NISCEMI – La frana che ha colpito Niscemi continua a destare forte preoccupazione. Alcune porzioni del versante sono ancora in movimento e nelle ultime ore si sono verificati nuovi distacchi di terreno, seppur senza il crollo di ulteriori edifici.
A fare il punto della situazione è stato Michele Burgio, dirigente regionale dei Vigili del Fuoco, intervenuto per aggiornare sull’evoluzione del fenomeno franoso che da giorni interessa l’area.
“La frana è ancora attiva, servono controlli continui”

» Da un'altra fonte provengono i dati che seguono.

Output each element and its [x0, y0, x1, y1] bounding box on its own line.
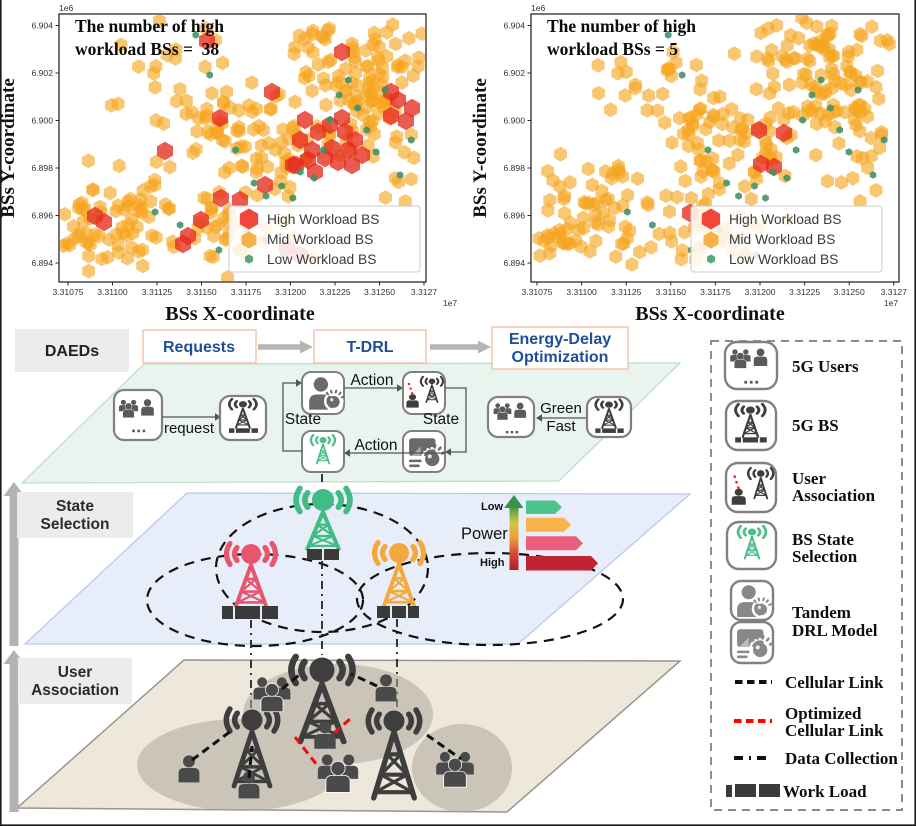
svg-text:3.31150: 3.31150 — [186, 287, 217, 297]
svg-text:request: request — [164, 420, 215, 437]
svg-text:3.31250: 3.31250 — [364, 287, 395, 297]
svg-text:Association: Association — [792, 486, 876, 505]
svg-text:3.31225: 3.31225 — [319, 287, 350, 297]
svg-text:Cellular Link: Cellular Link — [785, 721, 884, 740]
svg-text:workload BSs = 5: workload BSs = 5 — [547, 39, 678, 59]
svg-text:6.896: 6.896 — [503, 211, 525, 221]
svg-text:Low: Low — [481, 501, 503, 513]
svg-text:3.31075: 3.31075 — [521, 287, 552, 297]
svg-text:3.31250: 3.31250 — [834, 287, 865, 297]
svg-text:Tandem: Tandem — [792, 603, 851, 622]
svg-text:6.894: 6.894 — [31, 258, 53, 268]
svg-text:Low Workload BS: Low Workload BS — [729, 252, 838, 267]
svg-text:BSs X-coordinate: BSs X-coordinate — [635, 303, 785, 325]
svg-text:3.31100: 3.31100 — [97, 287, 128, 297]
svg-text:Selection: Selection — [792, 547, 858, 566]
svg-text:Action: Action — [354, 437, 397, 454]
svg-text:1e7: 1e7 — [884, 298, 899, 308]
svg-text:BS State: BS State — [792, 530, 854, 549]
svg-text:5G Users: 5G Users — [792, 357, 859, 376]
svg-text:Low Workload BS: Low Workload BS — [267, 252, 376, 267]
svg-text:5G BS: 5G BS — [792, 416, 839, 435]
svg-text:Association: Association — [31, 682, 119, 699]
svg-text:6.902: 6.902 — [31, 68, 53, 78]
svg-text:DRL Model: DRL Model — [792, 621, 878, 640]
svg-text:BSs X-coordinate: BSs X-coordinate — [165, 303, 315, 325]
svg-text:T-DRL: T-DRL — [346, 339, 393, 356]
svg-text:6.898: 6.898 — [31, 163, 53, 173]
svg-text:State: State — [423, 411, 459, 428]
svg-text:Requests: Requests — [163, 339, 235, 356]
svg-text:6.902: 6.902 — [503, 68, 525, 78]
svg-text:6.898: 6.898 — [503, 163, 525, 173]
svg-text:6.894: 6.894 — [503, 258, 525, 268]
svg-text:3.31200: 3.31200 — [275, 287, 306, 297]
svg-text:Energy-Delay: Energy-Delay — [509, 331, 611, 348]
svg-text:BSs Y-coordinate: BSs Y-coordinate — [470, 78, 491, 218]
svg-text:Mid Workload BS: Mid Workload BS — [729, 232, 835, 247]
svg-text:3.31175: 3.31175 — [231, 287, 262, 297]
svg-text:State: State — [285, 411, 321, 428]
svg-text:Data Collection: Data Collection — [785, 749, 898, 768]
svg-text:6.904: 6.904 — [31, 21, 53, 31]
svg-text:BSs Y-coordinate: BSs Y-coordinate — [0, 78, 19, 218]
svg-text:3.31200: 3.31200 — [744, 287, 775, 297]
svg-text:DAEDs: DAEDs — [45, 343, 99, 360]
svg-text:Fast: Fast — [546, 418, 576, 435]
svg-text:3.31125: 3.31125 — [611, 287, 642, 297]
svg-text:6.904: 6.904 — [503, 21, 525, 31]
svg-text:High Workload BS: High Workload BS — [729, 212, 841, 227]
svg-text:The number of high: The number of high — [547, 16, 696, 36]
svg-text:1e6: 1e6 — [59, 3, 74, 13]
svg-text:High Workload BS: High Workload BS — [267, 212, 379, 227]
svg-text:Power: Power — [461, 525, 508, 543]
svg-text:3.3127: 3.3127 — [881, 287, 908, 297]
svg-text:Cellular Link: Cellular Link — [785, 673, 884, 692]
svg-text:3.31150: 3.31150 — [656, 287, 687, 297]
svg-text:Mid Workload BS: Mid Workload BS — [267, 232, 373, 247]
svg-text:State: State — [56, 498, 94, 515]
svg-text:3.31075: 3.31075 — [52, 287, 83, 297]
svg-text:User: User — [792, 469, 826, 488]
svg-text:1e6: 1e6 — [531, 3, 546, 13]
svg-text:Optimized: Optimized — [785, 704, 862, 723]
svg-text:6.896: 6.896 — [31, 211, 53, 221]
svg-text:workload BSs = 38: workload BSs = 38 — [75, 39, 219, 59]
svg-text:Action: Action — [350, 372, 393, 389]
svg-text:High: High — [480, 557, 505, 569]
svg-text:Work Load: Work Load — [783, 782, 867, 801]
svg-text:3.31100: 3.31100 — [566, 287, 597, 297]
svg-text:6.900: 6.900 — [503, 116, 525, 126]
svg-text:3.31225: 3.31225 — [789, 287, 820, 297]
svg-text:6.900: 6.900 — [31, 116, 53, 126]
svg-text:1e7: 1e7 — [443, 298, 458, 308]
svg-text:Green: Green — [540, 400, 582, 417]
svg-text:The number of high: The number of high — [75, 16, 224, 36]
svg-text:Selection: Selection — [41, 516, 110, 533]
svg-text:Optimization: Optimization — [512, 349, 609, 366]
svg-text:3.3127: 3.3127 — [411, 287, 438, 297]
svg-text:3.31175: 3.31175 — [700, 287, 731, 297]
svg-text:3.31125: 3.31125 — [142, 287, 173, 297]
svg-text:User: User — [58, 664, 92, 681]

“Non ci risultano crolli di edifici questa mattina, ma alcune porzioni del fronte della frana continuano a muoversi e si sono verificati dei distacchi“, ha spiegato Burgio.

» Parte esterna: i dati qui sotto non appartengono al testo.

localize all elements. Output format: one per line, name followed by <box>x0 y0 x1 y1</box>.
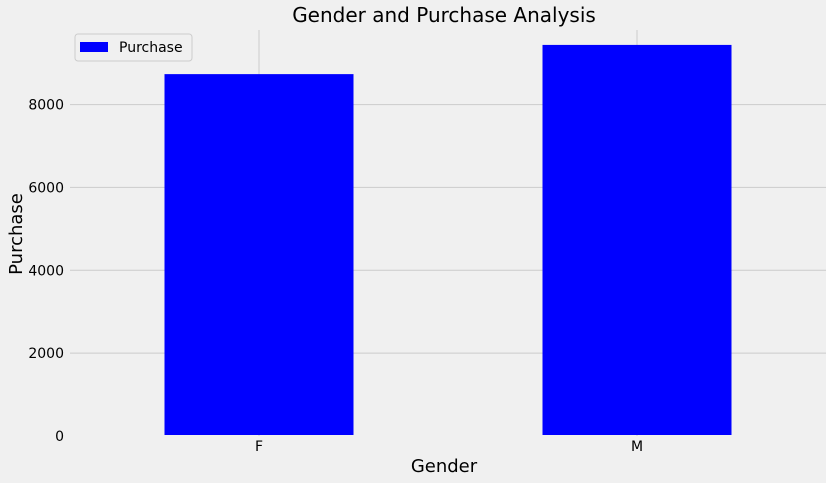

Secondo quanto riferito, l’attenzione è ora massima sulla zona rossa, quella considerata a più alto rischio, dove i movimenti del terreno potrebbero aggravarsi improvvisamente.
Verso il potenziamento del sistema di monitoraggio
Tra le priorità individuate dai tecnici c’è il rafforzamento del sistema di monitoraggio, fondamentale per controllare in tempo reale l’evoluzione della frana, valutare eventuali nuovi cedimenti, garantire la sicurezza dei residenti e tutelare il personale impegnato nelle operazioni
“Una delle valutazioni che stiamo facendo – ha spiegato l’ingegnere Burgio – è proprio quella di potenziare il monitoraggio della zona interdetta, per avere sempre un quadro aggiornato della situazione”.

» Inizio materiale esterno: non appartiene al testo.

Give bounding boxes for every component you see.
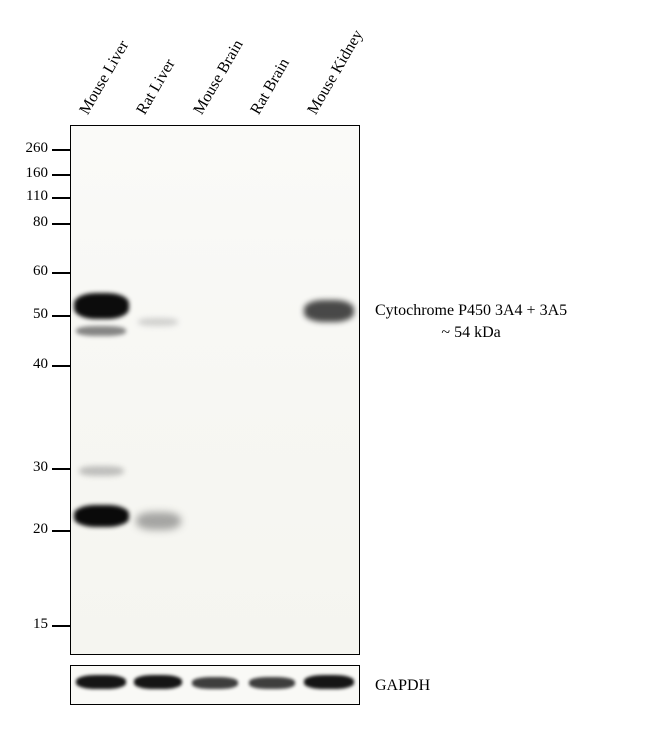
mw-marker-tick bbox=[52, 625, 70, 627]
gapdh-band bbox=[76, 675, 126, 689]
lane-label: Rat Liver bbox=[133, 56, 179, 118]
mw-marker-label: 260 bbox=[26, 140, 49, 157]
gapdh-band bbox=[304, 675, 354, 689]
main-blot-panel bbox=[70, 125, 360, 655]
annotation-line1: Cytochrome P450 3A4 + 3A5 bbox=[375, 300, 567, 322]
lane-label: Mouse Brain bbox=[190, 37, 247, 118]
mw-marker-tick bbox=[52, 149, 70, 151]
annotation-line2: ~ 54 kDa bbox=[375, 322, 567, 344]
gapdh-label: GAPDH bbox=[375, 677, 430, 695]
mw-marker-tick bbox=[52, 315, 70, 317]
mw-marker-tick bbox=[52, 197, 70, 199]
gapdh-blot-panel bbox=[70, 665, 360, 705]
blot-band bbox=[74, 293, 129, 319]
lane-label: Mouse Kidney bbox=[304, 27, 367, 118]
mw-marker-tick bbox=[52, 530, 70, 532]
western-blot-figure: Mouse LiverRat LiverMouse BrainRat Brain… bbox=[0, 0, 650, 748]
target-annotation: Cytochrome P450 3A4 + 3A5 ~ 54 kDa bbox=[375, 300, 567, 345]
mw-marker-tick bbox=[52, 365, 70, 367]
mw-marker-label: 50 bbox=[33, 306, 48, 323]
mw-marker-tick bbox=[52, 468, 70, 470]
blot-band bbox=[138, 318, 178, 326]
mw-marker-tick bbox=[52, 174, 70, 176]
gapdh-band bbox=[134, 675, 182, 689]
blot-band bbox=[304, 300, 354, 322]
gapdh-band bbox=[192, 677, 238, 689]
mw-marker-label: 60 bbox=[33, 263, 48, 280]
lane-label: Rat Brain bbox=[247, 56, 293, 118]
mw-marker-label: 40 bbox=[33, 356, 48, 373]
mw-marker-label: 20 bbox=[33, 521, 48, 538]
mw-marker-tick bbox=[52, 272, 70, 274]
gapdh-band bbox=[249, 677, 295, 689]
mw-marker-label: 30 bbox=[33, 459, 48, 476]
mw-marker-tick bbox=[52, 223, 70, 225]
mw-marker-label: 110 bbox=[26, 188, 48, 205]
blot-band bbox=[76, 326, 126, 336]
mw-marker-label: 160 bbox=[26, 165, 49, 182]
lane-labels-container: Mouse LiverRat LiverMouse BrainRat Brain… bbox=[70, 0, 370, 120]
blot-band bbox=[136, 512, 181, 530]
mw-marker-label: 80 bbox=[33, 214, 48, 231]
lane-label: Mouse Liver bbox=[76, 38, 133, 118]
blot-band bbox=[79, 466, 124, 476]
blot-band bbox=[74, 505, 129, 527]
mw-marker-label: 15 bbox=[33, 616, 48, 633]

Massima attenzione anche per soccorritori e forze dell’ordine
I distacchi registrati, come quello avvenuto durante la notte, impongono una verifica costante e in tempo reale delle condizioni di sicurezza.
“Ogni movimento del versante – ha sottolineato Burgio – deve essere valutato immediatamente, sia per la sicurezza delle persone che potrebbero trovarsi nelle aree limitrofe, sia per quella delle squadre di soccorso e delle forze dell’ordine impegnate sul posto”.
Situazione ancora instabile
Sebbene al momento non si registrino nuovi crolli di edifici, la frana resta attiva e imprevedibile. Per questo motivo le autorità mantengono alta l’allerta e non escludono ulteriori misure restrittive qualora il quadro dovesse peggiorare.
La situazione a Niscemi resta dunque in continua evoluzione, con il territorio sotto osservazione costante da parte dei Vigili del Fuoco e della Protezione Civile.